The International Advisory Council (IAC) rules the International Teletraffic Congress (ITC). ITC was created in 1955 by Arne Jensen to initially cater to the emerging need to understand and model traffic in telephone networks using stochastic methodologies, and to bring together researchers with these considerations as a common theme. Over the years, it has broaden its scope to address a wide spectrum ranging from the mathematical theory of traffic processes, stochastic system modelling and analysis, traffic and performance measurements, network management, teletraffic engineering to network capacity planning and cost optimization, including network economics and reliability for various types of networks.

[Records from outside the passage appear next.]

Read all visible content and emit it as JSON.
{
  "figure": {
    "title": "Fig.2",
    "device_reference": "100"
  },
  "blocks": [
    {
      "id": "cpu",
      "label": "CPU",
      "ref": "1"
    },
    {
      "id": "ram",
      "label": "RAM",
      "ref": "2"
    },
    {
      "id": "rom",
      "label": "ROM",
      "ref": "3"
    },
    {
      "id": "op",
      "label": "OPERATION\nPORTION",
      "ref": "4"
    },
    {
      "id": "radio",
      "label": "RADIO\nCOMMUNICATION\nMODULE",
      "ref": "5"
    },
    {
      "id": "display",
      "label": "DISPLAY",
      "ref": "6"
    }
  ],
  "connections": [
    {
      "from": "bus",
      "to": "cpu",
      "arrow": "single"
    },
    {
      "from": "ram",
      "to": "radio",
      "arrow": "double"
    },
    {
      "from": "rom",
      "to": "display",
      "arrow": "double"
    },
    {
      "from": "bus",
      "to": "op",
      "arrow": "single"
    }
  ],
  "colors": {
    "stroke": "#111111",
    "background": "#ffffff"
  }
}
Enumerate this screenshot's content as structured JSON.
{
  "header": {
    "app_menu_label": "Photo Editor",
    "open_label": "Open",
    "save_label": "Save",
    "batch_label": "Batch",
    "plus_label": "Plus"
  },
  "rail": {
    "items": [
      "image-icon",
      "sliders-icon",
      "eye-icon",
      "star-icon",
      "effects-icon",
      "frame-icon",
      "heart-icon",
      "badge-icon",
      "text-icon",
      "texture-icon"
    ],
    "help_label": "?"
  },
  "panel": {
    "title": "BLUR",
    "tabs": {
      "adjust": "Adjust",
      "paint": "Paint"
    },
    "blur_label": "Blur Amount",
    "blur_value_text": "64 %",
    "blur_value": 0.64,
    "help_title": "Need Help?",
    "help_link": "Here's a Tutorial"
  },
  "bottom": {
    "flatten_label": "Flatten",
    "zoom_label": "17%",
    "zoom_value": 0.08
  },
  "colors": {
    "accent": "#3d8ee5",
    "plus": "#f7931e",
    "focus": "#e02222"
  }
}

The IAC gathers a number of technical experts, from universities and the research arms of key corporations in the industry, from countries having a strong tradition in teletraffic development. The IAC responsibilities are to disseminate information on teletraffic which is of interest for the whole community and:
- to select the locations of Plenary Congresses and to ensure their high-level technical programme;
- to support Specialist Seminars on specific topics of current interest;
ITC congresses were organized on most continents. That time ITU was the leading standardization in telecommunications. The long tradition of ITC in connection with ITU fostered the liaison activity in standardization and in the development program.

== List of IAC Chairpersons==
Source:
- Arne Jensen: 1955-1991
- Paul Kuehn: 1991-2007. He was elected in 1991 in Copenhagen, after Arne Jensen.
- Prosper Chemouil: 2007-2015. He was elected in 2007 at ITC 20 in Ottawa and chaired his first IAC meeting in 2009 at ITC 21 in Paris.
- Michela Meo: 2015–present. She is the current IAC chairperson.